Every year, a particular person – we’ll call him B – and I celebrate his birthday by playing hooky from work. He only uses one sick day per year, and it’s for this day. Since he works for “the man,” it is officially called a Mental Health Day. I work for myself, so I call it what it is – hooky. It’s a day to cut loose, have fun and rejuvenate the body and mind. Wait,that is a mental health day!
This year, we went to Dough Pizzeria. I’ve had several business meetings there and always rave to B how incredible the food is. We arrived at 1o:59 A.M. to make sure that we were able to get a table without a long wait. (They open at 11 A.M.) From my meetings there, I know how crowded the place is on any day of the week at lunch or dinner. Our waiter, John, wound up taking care of us for two solid hours of gastronomical heaven.

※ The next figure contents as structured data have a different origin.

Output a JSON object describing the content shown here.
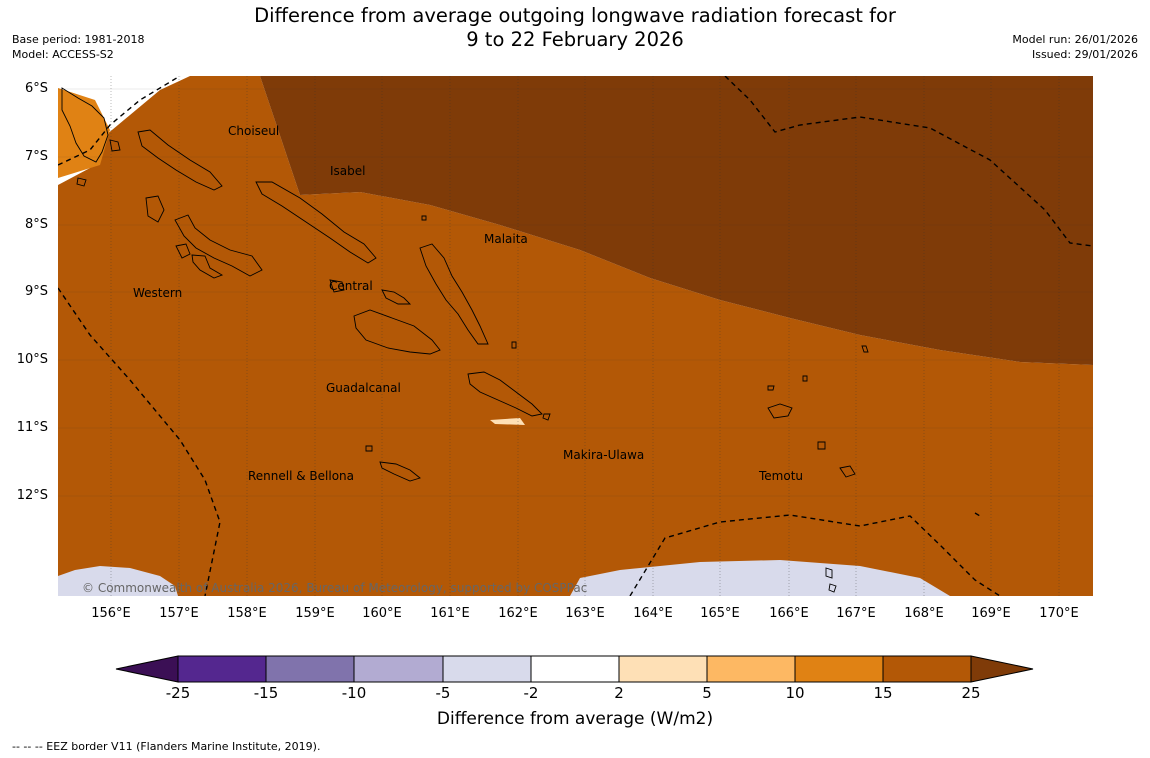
{
  "title_line1": "Difference from average outgoing longwave radiation forecast for",
  "title_line2": "9 to 22 February 2026",
  "base_period": "Base period: 1981-2018",
  "model": "Model: ACCESS-S2",
  "model_run": "Model run: 26/01/2026",
  "issued": "Issued: 29/01/2026",
  "lat_labels": [
    "6°S",
    "7°S",
    "8°S",
    "9°S",
    "10°S",
    "11°S",
    "12°S"
  ],
  "lon_labels": [
    "156°E",
    "157°E",
    "158°E",
    "159°E",
    "160°E",
    "161°E",
    "162°E",
    "163°E",
    "164°E",
    "165°E",
    "166°E",
    "167°E",
    "168°E",
    "169°E",
    "170°E"
  ],
  "province_labels": {
    "choiseul": "Choiseul",
    "isabel": "Isabel",
    "malaita": "Malaita",
    "western": "Western",
    "central": "Central",
    "guadalcanal": "Guadalcanal",
    "makira": "Makira-Ulawa",
    "temotu": "Temotu",
    "rennell": "Rennell & Bellona"
  },
  "copyright": "© Commonwealth of Australia 2026, Bureau of Meteorology, supported by COSPPac",
  "colorbar": {
    "ticks": [
      "-25",
      "-15",
      "-10",
      "-5",
      "-2",
      "2",
      "5",
      "10",
      "15",
      "25"
    ],
    "colors": [
      "#3b0f55",
      "#54278f",
      "#8073ac",
      "#b2abd2",
      "#d8daeb",
      "#ffffff",
      "#fee0b6",
      "#fdb863",
      "#e08214",
      "#b35806",
      "#7f3b08"
    ],
    "label": "Difference from average (W/m2)"
  },
  "footnote": "--  --  -- EEZ border V11 (Flanders Marine Institute, 2019)."
}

When the manager came around to check on how we were doing, I took the liberty of asking her about the acquisition of the retail space next door and the planned addition to the restaurant. We talked about how they shut down last December for what was supposed to be a week and turned into two. At that time, they thought they might be able to get the addition done, but the closure turned into contractors planning the new combined space, plus they made necessary repairs to their Italian brick oven.
Did you catch that? They CLOSED for two whole weeks! Isn’t that suicide in the business world? How can anyone possibly close and be expected to not only survive but thrive?
Dough did it. They have built up enough of a reputation for excellent food and service that people are willing to wait. They don’t have a high turnover of staff, so you get to know the employees there and realize that they’re human and need time off like the rest of us. Who can get upset about that?
They publicize on their website when they will close and also post signs on their door. They let their employees know well ahead of time so that their employees can plan what they want to do during that vacation time. They’ve got routines and systems in place so that closing and re-opening are not big deals.
But what about their lost revenue, you ask? Is it lost revenue if their hiring and training expenses are kept to a minimum because of low turnover? Is it lost revenue if their employees take fewer sick days because they get paid vacations and planned days off throughout the year? Is it lost revenue if their employees are happy – and not burned out – and therefore bring in even more business from word of mouth? Their closures are not lost revenue; they are investments in the future of Dough.
Dough has shown that you can run a business according to your own schedule. You can have time off to reboot. Are you willing to give it a try for at least one day?